Funding a 401(k) is a gradual process. People often make contributions for years as a way of saving for retirement and reducing their taxable income. A 401(k) can be worth tens of thousands of dollars or more depending on the income of the person funding it and how long they have had the account.
Most professionals with 401(k)s know that there are penalties and tax consequences if they withdraw funds from the account before reaching retirement age. They may worry that their decision to divorce could diminish their resources when they retire later.
How can those preparing for divorce avoid the penalties and tax consequences associated with early 401(k) withdrawals?
By using special paperwork
Divorce is one of the rare scenarios in which people can withdraw funds from a 401(k) without necessarily triggering a penalty. The spouses have to work with a lawyer to draft a qualified domestic relations order (QDRO) after the courts approve a final property division order.
The QDRO must have the approval of both spouses and contain terms that reflect the final property division order. When submitted to the party managing the 401(k), the QDRO guides the process of dividing the account.
A percentage of the account balance goes toward the creation of a new account in the name of the other spouse.
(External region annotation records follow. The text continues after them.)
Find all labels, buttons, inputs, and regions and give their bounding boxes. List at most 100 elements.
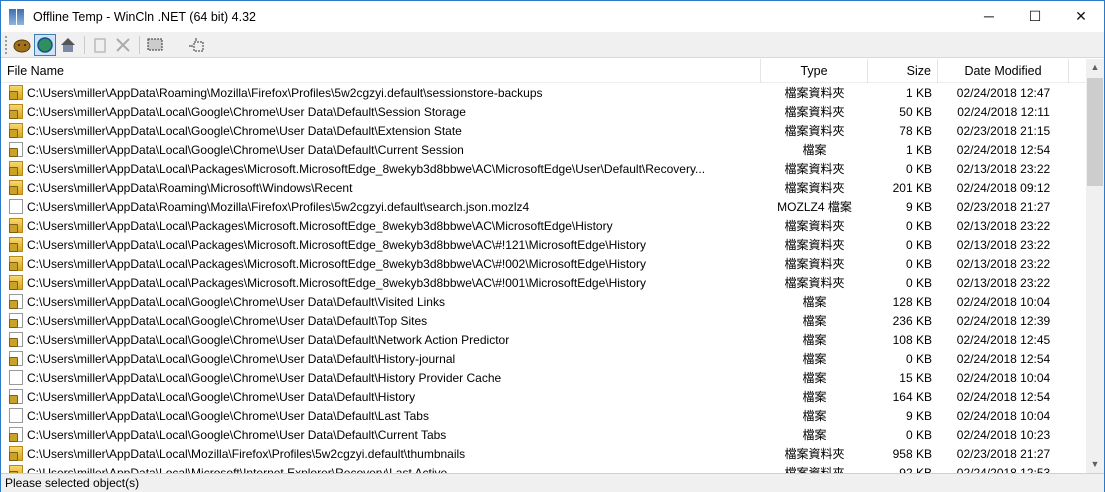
file-path: C:\Users\miller\AppData\Local\Google\Chr… — [27, 370, 502, 385]
table-row[interactable]: C:\Users\miller\AppData\Local\Google\Chr… — [1, 311, 1086, 330]
vertical-scrollbar[interactable]: ▲ ▼ — [1086, 59, 1104, 473]
date-cell: 02/24/2018 12:39 — [956, 313, 1051, 328]
size-cell: 92 KB — [899, 465, 932, 474]
table-row[interactable]: C:\Users\miller\AppData\Local\Mozilla\Fi… — [1, 444, 1086, 463]
cookies-button[interactable] — [11, 34, 33, 56]
folder-lock-icon — [9, 161, 23, 176]
size-cell: 15 KB — [899, 370, 932, 385]
table-row[interactable]: C:\Users\miller\AppData\Local\Packages\M… — [1, 235, 1086, 254]
type-cell: 檔案 — [802, 143, 827, 157]
offline-temp-button[interactable] — [34, 33, 56, 56]
type-cell: 檔案資料夾 — [784, 181, 845, 195]
size-cell: 236 KB — [892, 313, 932, 328]
table-row[interactable]: C:\Users\miller\AppData\Local\Google\Chr… — [1, 387, 1086, 406]
file-lock-icon — [9, 332, 23, 347]
table-row[interactable]: C:\Users\miller\AppData\Local\Google\Chr… — [1, 121, 1086, 140]
column-header-file-name[interactable]: File Name — [1, 58, 761, 83]
file-lock-icon — [9, 427, 23, 442]
table-row[interactable]: C:\Users\miller\AppData\Local\Google\Chr… — [1, 140, 1086, 159]
size-cell: 78 KB — [899, 123, 932, 138]
file-name-cell: C:\Users\miller\AppData\Local\Mozilla\Fi… — [1, 446, 761, 461]
size-cell: 9 KB — [905, 199, 932, 214]
file-name-cell: C:\Users\miller\AppData\Local\Google\Chr… — [1, 370, 761, 385]
column-header-type[interactable]: Type — [761, 58, 868, 83]
table-row[interactable]: C:\Users\miller\AppData\Local\Google\Chr… — [1, 102, 1086, 121]
select-all-icon — [147, 38, 163, 50]
toolbar-grip[interactable] — [5, 35, 8, 54]
table-row[interactable]: C:\Users\miller\AppData\Local\Google\Chr… — [1, 425, 1086, 444]
close-button[interactable]: ✕ — [1058, 1, 1104, 31]
file-path: C:\Users\miller\AppData\Local\Packages\M… — [27, 256, 646, 271]
list-header: File Name Type Size Date Modified — [1, 58, 1086, 83]
scroll-down-arrow[interactable]: ▼ — [1086, 456, 1104, 473]
file-icon — [9, 199, 23, 214]
file-path: C:\Users\miller\AppData\Local\Packages\M… — [27, 161, 706, 176]
folder-lock-icon — [9, 465, 23, 473]
deselect-button[interactable] — [185, 34, 207, 56]
table-row[interactable]: C:\Users\miller\AppData\Local\Google\Chr… — [1, 406, 1086, 425]
size-cell: 50 KB — [899, 104, 932, 119]
maximize-button[interactable]: ☐ — [1012, 1, 1058, 31]
file-lock-icon — [9, 313, 23, 328]
folder-lock-icon — [9, 446, 23, 461]
delete-button[interactable] — [112, 34, 134, 56]
file-name-cell: C:\Users\miller\AppData\Local\Google\Chr… — [1, 332, 761, 347]
file-path: C:\Users\miller\AppData\Local\Google\Chr… — [27, 294, 445, 309]
table-row[interactable]: C:\Users\miller\AppData\Local\Google\Chr… — [1, 349, 1086, 368]
date-cell: 02/13/2018 23:22 — [956, 161, 1051, 176]
recycle-bin-icon — [94, 37, 106, 53]
type-cell: 檔案資料夾 — [784, 105, 845, 119]
file-path: C:\Users\miller\AppData\Local\Packages\M… — [27, 218, 613, 233]
table-row[interactable]: C:\Users\miller\AppData\Roaming\Microsof… — [1, 178, 1086, 197]
file-icon — [9, 408, 23, 423]
file-name-cell: C:\Users\miller\AppData\Local\Google\Chr… — [1, 142, 761, 157]
file-name-cell: C:\Users\miller\AppData\Local\Google\Chr… — [1, 408, 761, 423]
date-cell: 02/24/2018 12:54 — [956, 351, 1051, 366]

When properly performed, this process eliminates the income tax consequences and 10% penalty associated with premature account withdrawals.
By keeping the account whole
Property division statutes do not mandate the direct division of every asset. Instead, each spouse should receive an appropriate portion of the overall marital estate.
The spouses can potentially reach an arrangement in which one spouse keeps the 401(k) in consideration of other property division terms. Both marital debts and other high-value assets can serve to balance out the retention of a 401(k) during the property division process.
Either solution may help spouses avoid income tax obligations and penalties that will increase the financial challenges triggered by divorce. Reviewing the marital estate is an important first step for those expecting a complex property division process when they divorce. Retirement accounts are among the assets that can trigger conflict and require careful consideration during divorce negotiations.